It is good news again from the Central Bank of Nigeria (CBN) with the rise of foreign reserves for four days consecutively – the first of such since President Muhammadu Buhari took office.
The reserves, which rose by $13 million on Tuesday February 22, have continued to blossom its way out of the 11-year low positions.
The consecutive rise started on Thursday February 24, from $27.804 billion to $27.823 billion as at February 29, surging gradually through the days in-between.
The rise has been attributed to a gradual recovery in oil prices and strict restrictions of capital flow.
The consecutive rise makes for the sixth daily rise in foreign exchange reserves in the last six months.
After rising by $350 million in August 2015, the foreign reserves have not experienced any of such huge leaps in 6 months, with a meagre rise of $32 million in February 2016.
Major restrictions have been put in place to curb excessive outflow of Nigeria’s foreign exchange, following fears that the reserves may be down to zero in 10 months.
Speaking at TheCable devaluation debate, Adams Oshiomhole, governor of Edo state said the nation’s forex outflows vastly outweighs inflow.

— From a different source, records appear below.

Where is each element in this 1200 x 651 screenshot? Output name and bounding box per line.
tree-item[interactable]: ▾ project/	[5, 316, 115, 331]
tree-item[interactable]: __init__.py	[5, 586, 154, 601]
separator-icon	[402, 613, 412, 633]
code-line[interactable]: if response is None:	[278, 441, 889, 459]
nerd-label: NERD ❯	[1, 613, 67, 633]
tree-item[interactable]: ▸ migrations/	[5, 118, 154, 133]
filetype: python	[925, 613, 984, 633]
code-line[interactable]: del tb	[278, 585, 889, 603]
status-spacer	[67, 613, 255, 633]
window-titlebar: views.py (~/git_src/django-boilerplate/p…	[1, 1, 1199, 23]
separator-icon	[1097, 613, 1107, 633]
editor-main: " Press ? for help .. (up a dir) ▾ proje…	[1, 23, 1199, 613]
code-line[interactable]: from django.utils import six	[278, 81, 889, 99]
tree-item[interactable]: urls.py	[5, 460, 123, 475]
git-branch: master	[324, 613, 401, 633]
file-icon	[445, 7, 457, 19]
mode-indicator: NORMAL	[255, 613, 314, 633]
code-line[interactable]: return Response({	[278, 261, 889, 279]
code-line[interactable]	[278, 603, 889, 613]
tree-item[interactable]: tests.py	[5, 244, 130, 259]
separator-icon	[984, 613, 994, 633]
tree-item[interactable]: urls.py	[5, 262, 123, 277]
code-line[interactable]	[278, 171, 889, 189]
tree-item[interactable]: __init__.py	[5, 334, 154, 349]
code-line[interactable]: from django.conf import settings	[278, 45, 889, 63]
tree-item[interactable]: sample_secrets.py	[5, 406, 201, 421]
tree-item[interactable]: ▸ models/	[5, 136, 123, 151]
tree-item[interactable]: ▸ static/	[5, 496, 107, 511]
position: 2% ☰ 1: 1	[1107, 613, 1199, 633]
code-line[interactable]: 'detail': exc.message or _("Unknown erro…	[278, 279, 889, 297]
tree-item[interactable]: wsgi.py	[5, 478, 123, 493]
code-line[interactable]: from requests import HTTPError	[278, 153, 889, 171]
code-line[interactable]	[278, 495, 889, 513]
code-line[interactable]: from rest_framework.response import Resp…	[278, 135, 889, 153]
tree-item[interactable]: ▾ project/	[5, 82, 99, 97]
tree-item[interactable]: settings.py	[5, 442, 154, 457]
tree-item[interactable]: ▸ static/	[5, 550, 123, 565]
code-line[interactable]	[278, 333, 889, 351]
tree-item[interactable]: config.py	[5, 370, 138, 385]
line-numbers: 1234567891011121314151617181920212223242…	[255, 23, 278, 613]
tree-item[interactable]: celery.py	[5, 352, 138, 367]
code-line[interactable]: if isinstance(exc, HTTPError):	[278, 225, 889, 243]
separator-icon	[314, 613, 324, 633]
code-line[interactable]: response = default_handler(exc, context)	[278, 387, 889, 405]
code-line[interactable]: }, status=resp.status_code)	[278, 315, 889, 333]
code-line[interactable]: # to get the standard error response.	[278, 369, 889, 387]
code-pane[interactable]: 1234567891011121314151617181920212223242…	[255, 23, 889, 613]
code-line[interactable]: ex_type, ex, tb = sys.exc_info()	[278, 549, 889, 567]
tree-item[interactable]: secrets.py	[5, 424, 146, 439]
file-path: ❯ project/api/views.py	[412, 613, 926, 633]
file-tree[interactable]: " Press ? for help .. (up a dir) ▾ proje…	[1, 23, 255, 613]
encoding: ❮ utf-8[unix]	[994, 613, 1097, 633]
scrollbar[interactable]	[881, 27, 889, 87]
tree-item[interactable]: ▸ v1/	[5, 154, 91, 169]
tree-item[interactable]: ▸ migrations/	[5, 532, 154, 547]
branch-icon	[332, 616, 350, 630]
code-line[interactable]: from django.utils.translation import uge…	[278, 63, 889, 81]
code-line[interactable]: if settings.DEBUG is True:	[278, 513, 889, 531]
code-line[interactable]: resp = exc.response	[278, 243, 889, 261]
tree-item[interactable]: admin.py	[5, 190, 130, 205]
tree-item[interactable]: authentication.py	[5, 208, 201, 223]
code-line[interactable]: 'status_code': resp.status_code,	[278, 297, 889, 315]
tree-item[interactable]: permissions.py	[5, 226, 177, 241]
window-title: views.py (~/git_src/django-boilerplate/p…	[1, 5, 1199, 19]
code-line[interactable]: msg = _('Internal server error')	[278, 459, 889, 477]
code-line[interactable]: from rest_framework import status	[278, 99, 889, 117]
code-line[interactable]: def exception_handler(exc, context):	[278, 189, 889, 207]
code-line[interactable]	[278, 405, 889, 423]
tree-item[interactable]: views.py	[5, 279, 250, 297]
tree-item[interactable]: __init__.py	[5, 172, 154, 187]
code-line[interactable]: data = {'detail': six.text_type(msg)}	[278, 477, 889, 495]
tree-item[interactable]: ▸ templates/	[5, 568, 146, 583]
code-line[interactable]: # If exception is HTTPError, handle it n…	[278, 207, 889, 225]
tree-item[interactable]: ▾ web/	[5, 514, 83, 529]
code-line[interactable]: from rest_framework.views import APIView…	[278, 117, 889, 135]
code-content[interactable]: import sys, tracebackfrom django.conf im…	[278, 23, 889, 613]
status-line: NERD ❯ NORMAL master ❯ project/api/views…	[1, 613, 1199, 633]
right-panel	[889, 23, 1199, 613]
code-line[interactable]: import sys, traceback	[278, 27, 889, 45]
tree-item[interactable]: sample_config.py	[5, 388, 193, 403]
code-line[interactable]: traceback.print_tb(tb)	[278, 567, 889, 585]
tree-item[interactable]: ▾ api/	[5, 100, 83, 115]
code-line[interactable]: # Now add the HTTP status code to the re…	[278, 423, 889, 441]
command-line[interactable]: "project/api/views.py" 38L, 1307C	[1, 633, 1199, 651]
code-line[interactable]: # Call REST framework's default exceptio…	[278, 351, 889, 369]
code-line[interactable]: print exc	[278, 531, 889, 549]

“As we speak, I understand that our forex inflow is under $1 billion,” he said.
“If you’re earning less than one billion, and your outflow remains at more than $4 billion, obviously, all other things being equal, I imagine that in one year, our foreign reserves would be zero”.
The measures taken to avert the foretold crisis include; ban on CBN forex sales for the 41 items and halting sales of forex to bureau de change operators.
The position of the CBN and the federal government on forex has been fiercely criticized by many, who consider capital control as counter-productive.